In this preclinical study, which includes use of an Ikena AHR antagonist similar to IK-175, researchers demonstrated that AHR blockade reverses IDO/TDO-mediated immunosuppression. This immunosuppression allows a tumor to evade the immune system and is a key driver of tumor growth and progression. Moreover, the study supports a previously undescribed role for AHR signaling in regulatory T cells to modulate tumor associated macrophages and mediate immune resistance. The data also demonstrated that AHR inhibition, in combination with immune checkpoint blockade, led to prolonged survival in tumor-bearing mice when compared to single-agent anti-PD-1 treatment.

Mark Manfredi, Ph.D., President and Chief Executive Officer of Ikena Oncology, commented, "We are honored to collaborate with Jedd Wolchok and his research team at MSK. The findings published today are especially compelling because they suggest that blocking the AHR pathway has the potential to overcome the limitations of prior IDO targeting agents. We believe this research provides important rationale for implementing a personalized approach to immunotherapy. Together, with key Ikena translational findings to identify which patients may benefit most, the data presented in this manuscript is significant in informing the design of future clinical trials investigating single-agent and combination strategies with IK-175."

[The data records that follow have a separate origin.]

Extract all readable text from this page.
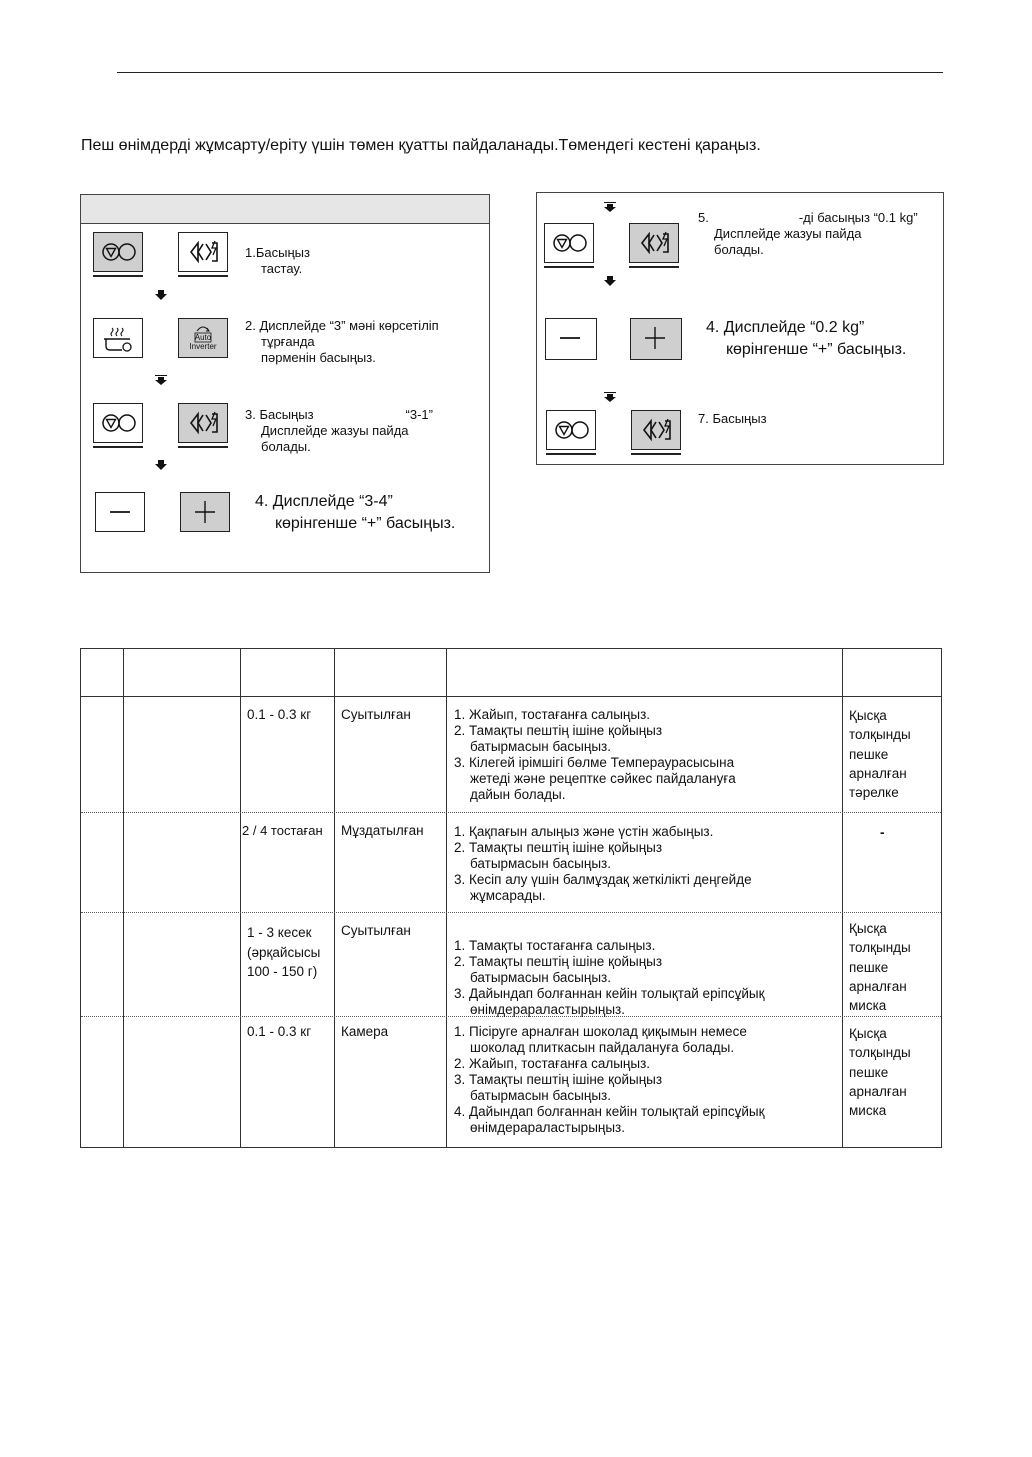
Пеш өнімдерді жұмсарту/еріту үшін төмен қуатты пайдаланады.Төмендегі кестені қараңыз.
1.Басыңыз
тастау.
Auto
Inverter
2. Дисплейде “3” мәні көрсетіліп
тұрғанда
пәрменін басыңыз.
3. Басыңыз	“3-1”
Дисплейде жазуы пайда
болады.
4. Дисплейде “3-4”
көрінгенше “+” басыңыз.
5.	-ді басыңыз “0.1 kg”
Дисплейде жазуы пайда
болады.
4. Дисплейде “0.2 kg”
көрінгенше “+” басыңыз.
7. Басыңыз
0.1 - 0.3 кг Суытылған	1. Жайып, тостағанға салыңыз.
2. Тамақты пештің ішіне қойыңыз
батырмасын басыңыз.
3. Кілегей ірімшігі бөлме Темпераурасысына
жетеді және рецептке сәйкес пайдалануға
дайын болады.
Қысқа
толқынды
пешке
арналған
тәрелке
2 / 4 тостаған Мұздатылған 1. Қақпағын алыңыз және үстін жабыңыз.
2. Тамақты пештің ішіне қойыңыз
батырмасын басыңыз.
3. Кесіп алу үшін балмұздақ жеткілікті деңгейде
жұмсарады.
-
1 - 3 кесек
(әрқайсысы
100 - 150 г)
Суытылған
1. Тамақты тостағанға салыңыз.
2. Тамақты пештің ішіне қойыңыз
батырмасын басыңыз.
3. Дайындап болғаннан кейін толықтай еріпсұйық
өнімдерараластырыңыз.
Қысқа
толқынды
пешке
арналған
миска
0.1 - 0.3 кг Камера	1. Пісіруге арналған шоколад қиқымын немесе
шоколад плиткасын пайдалануға болады.
2. Жайып, тостағанға салыңыз.
3. Тамақты пештің ішіне қойыңыз
батырмасын басыңыз.
4. Дайындап болғаннан кейін толықтай еріпсұйық
өнімдерараластырыңыз.
Қысқа
толқынды
пешке
арналған
миска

The manuscript can be accessed online here.

About IK-175

IK-175 (formerly known as KYN-175) is an internally-developed, orally-administered, selective aryl hydrocarbon receptor (AHR) antagonist which prevents AHR-modulated tumor promotion through its influence on both the tumor and the immune system. Ikena Oncology has commenced a first-in-human, single-arm, open-label, dose-escalation and expansion Phase 1 clinical study (NCT04200963) designed to evaluate the safety, tolerability, pharmacokinetics, pharmacodynamics, and preliminary antitumor activity of IK-175 as a single-agent in patients with locally advanced or metastatic solid tumors, including urothelial carcinoma. US Patent 10,570,138 with claims directed to IK-175 has been issued by the United States Patent and Trademark Office. The AHR antagonist program is the subject of a global strategic collaboration with Bristol Myers Squibb (formerly Celgene).